We’ve had 15 “lean years” (Verdana, Helvetica, etc.). We “made do” with a few fonts, images, interactivity, but no typography. Everything starts to look alike. There’s no branding.

Led by webkit consortium, all the top browsers have a adopted W3C’s standard @font-face.

And target matters. You have to send the right font to each combination of browser and operating system. We have very little control over rasterization, so we need to use fonts that work under a wide variety of browser/OS rasterization methods.

October 1994: The author-reader balance. Previously, styling was all in the hands of the reader; the author had no control. Now most users aren’t even aware that they control the appearance – the options are submerged.

@font-face {} didn’t come along until CSS level 2 (1998). The question was still “How to let the author’s fonts appear on the reader’s screeen?”

EOT was opened up by Microsoft, adoption started to creep upwards. A very good standard, really. Thanks to MS for this. By end of 2008 EOT was looking really good.

But EOT was not loved by Webkit, Opera, etc. Web Open Font Format (like compressed OpenType wbut with a new header). So it looks like WOFF is the way forward.

Veen: 600 years of typography were chucked when we started on the web. After 15 yrs we got to a whopping 18 fonts.

MS tagging behind on font support… they’ll embrace open standards in a proprietary way.

Many font foundries outright forbid the linking of their fonts.

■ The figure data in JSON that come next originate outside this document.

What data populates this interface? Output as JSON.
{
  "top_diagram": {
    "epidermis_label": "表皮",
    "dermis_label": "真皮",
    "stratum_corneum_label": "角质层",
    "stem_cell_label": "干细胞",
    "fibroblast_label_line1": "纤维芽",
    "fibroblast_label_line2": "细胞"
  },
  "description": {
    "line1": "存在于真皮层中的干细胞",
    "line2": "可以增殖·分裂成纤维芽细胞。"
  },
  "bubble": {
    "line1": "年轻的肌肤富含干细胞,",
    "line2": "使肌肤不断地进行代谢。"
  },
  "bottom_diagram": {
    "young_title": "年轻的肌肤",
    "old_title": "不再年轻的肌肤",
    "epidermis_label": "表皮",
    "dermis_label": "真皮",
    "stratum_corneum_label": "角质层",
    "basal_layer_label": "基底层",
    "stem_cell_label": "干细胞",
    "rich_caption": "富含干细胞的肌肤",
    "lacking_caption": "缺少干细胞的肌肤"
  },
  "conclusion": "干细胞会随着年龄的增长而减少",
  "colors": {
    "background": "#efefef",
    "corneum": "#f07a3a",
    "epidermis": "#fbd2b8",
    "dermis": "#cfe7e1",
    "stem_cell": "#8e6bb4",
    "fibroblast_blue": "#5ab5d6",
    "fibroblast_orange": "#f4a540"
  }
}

TypeKit is a centralized service so that typographers can have a bit of control.

NYT, WSJ, Harvard Business Review, Mena Trott’s “Sew Weekly” doing wonderful stuff with TypeKit.

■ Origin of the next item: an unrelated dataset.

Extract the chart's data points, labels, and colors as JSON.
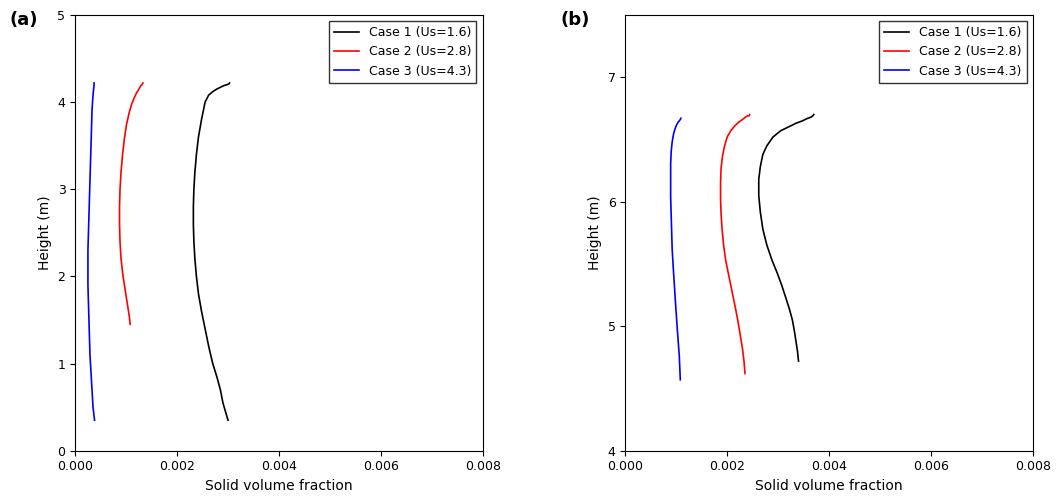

Fonts were never conceived as something that would be shot around the network at very high speeds. At places like Google, bandwidth matters so much – you can put dollars on performance.

Internationalization? Almost no fonts include every char in the unicode spec, and if they do they’re many megabytes. No way to load this reasonably in anything like real time.

Gruber: The fonts you’re allowed to embed aren’t worth using and vice versa. But that’s changing. Fonts designed specifically for the screen are becoming viable. FontShot specializes in this.

Some of these custom fonts look outstanding in form fields.